Digital-only card games are getting more and more popular. While multiplayer games like Hearthstone might seem to have cornered the market, if you're looking for a single player experience then there are a good few to choose from.
The latest of them is Meteorfall. Essentially it's a roguelike, but it's played with a deck of cards. So far, so Card Crawl. But while the game definitely fits into the same genre as Tiny Touch Tale's creation, it's by no-means a clone.
If you loved Card Crawl, or anything else TTT has made, then you're going to love this. But it's also well worth a look if you weren't a fan of those games.
At the start of the game you pick one of four different adventurers. There's a rogue, a wizard, a warrior, and a priest. Each of them has a different starter deck that's tailored to their skills. So the wizard has fireballs, the warrior has a sword, as you might expect.
The actual action is all based on another deck of cards that represents your adventure. There are monsters, events, and various looting possibilities all shuffled together at random to create your journey. And a big bad boss waiting at the end of it all too.

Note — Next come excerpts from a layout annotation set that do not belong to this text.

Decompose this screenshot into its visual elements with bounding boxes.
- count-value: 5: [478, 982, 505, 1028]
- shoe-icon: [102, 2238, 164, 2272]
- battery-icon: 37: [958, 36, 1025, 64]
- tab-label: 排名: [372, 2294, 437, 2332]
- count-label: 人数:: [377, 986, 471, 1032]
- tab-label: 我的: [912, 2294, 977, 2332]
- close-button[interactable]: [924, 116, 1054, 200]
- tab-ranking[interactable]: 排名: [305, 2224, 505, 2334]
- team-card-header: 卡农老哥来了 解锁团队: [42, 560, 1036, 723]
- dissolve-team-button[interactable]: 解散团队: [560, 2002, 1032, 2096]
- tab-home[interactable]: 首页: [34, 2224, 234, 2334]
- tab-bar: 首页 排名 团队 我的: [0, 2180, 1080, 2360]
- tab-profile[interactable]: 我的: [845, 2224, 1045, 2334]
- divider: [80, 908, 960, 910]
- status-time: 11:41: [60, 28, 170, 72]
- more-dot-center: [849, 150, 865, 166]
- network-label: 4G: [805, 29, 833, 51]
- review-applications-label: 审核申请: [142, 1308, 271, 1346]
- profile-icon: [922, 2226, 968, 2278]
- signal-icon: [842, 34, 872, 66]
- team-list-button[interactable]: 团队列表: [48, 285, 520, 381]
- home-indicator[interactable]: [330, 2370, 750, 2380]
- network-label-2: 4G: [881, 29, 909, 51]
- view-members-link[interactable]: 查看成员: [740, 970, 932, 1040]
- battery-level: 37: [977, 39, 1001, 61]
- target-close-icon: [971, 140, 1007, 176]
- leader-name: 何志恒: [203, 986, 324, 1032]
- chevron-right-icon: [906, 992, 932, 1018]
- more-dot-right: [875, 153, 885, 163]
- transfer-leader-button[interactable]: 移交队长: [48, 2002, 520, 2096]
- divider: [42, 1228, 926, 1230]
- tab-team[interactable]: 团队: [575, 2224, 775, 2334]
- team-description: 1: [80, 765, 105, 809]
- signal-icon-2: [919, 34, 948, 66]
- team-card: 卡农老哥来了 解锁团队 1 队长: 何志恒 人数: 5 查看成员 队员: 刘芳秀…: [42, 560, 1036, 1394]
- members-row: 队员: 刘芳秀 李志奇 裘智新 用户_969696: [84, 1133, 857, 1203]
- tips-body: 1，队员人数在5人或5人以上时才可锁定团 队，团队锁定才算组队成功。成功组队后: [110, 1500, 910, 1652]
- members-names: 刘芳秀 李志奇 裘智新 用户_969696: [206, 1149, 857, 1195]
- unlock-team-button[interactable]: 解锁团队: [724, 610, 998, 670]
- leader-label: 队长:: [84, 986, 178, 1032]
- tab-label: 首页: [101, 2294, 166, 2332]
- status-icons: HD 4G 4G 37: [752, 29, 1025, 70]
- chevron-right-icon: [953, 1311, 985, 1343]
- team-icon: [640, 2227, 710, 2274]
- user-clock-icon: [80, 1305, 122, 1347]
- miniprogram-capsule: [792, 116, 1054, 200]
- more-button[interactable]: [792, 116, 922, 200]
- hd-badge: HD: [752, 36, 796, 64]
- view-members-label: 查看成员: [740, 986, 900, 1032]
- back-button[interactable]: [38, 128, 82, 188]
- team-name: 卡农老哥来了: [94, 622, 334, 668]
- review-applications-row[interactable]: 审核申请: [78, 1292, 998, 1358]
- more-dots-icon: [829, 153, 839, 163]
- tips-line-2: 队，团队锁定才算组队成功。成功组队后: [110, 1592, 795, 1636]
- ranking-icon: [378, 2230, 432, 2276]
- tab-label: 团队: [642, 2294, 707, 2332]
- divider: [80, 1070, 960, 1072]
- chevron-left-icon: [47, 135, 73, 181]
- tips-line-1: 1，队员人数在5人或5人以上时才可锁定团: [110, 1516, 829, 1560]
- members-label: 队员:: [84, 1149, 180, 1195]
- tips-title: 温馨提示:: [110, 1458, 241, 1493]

The game is a deck builder of sorts. You'll find and buy new cards each time you play, but slotting them into your hand isn't always the best idea. Chucking a weaker card into the mix can leave you waiting for something decent to come up.
You level up as you play as well, getting better HP and stamina stats. If your HP hits zero it's game over. Run out of stamina and you'll have to discard cards to earn some more.
There's a really interesting balance of play here. You don't have to fight the monsters you come across, and can dismiss them with a Tinder-style swipe left. But then you won't get as tough, and you'll be useless in the end game.
Plus there's a real distinction between the characters. Using the same tactics with the rogue and the priest will be an abysmal failure. You need to learn where your strengths are and build a character that plays to them.Rogue like a lot
Obviously this being a roguelike most of your progress is gotten rid of when you die. You get some gems, which you can use to buy new cards for your starting decks when you've got enough.
Each failure feels like it's an important part of the learning process. You figure out where you went wrong, and then try and make sure you don't do it again.
Meteorfall is a supremely welcome addition to the mobile card genre. It's brilliantly well put together, super smart, and is deep enough that you can easily lose hours to it.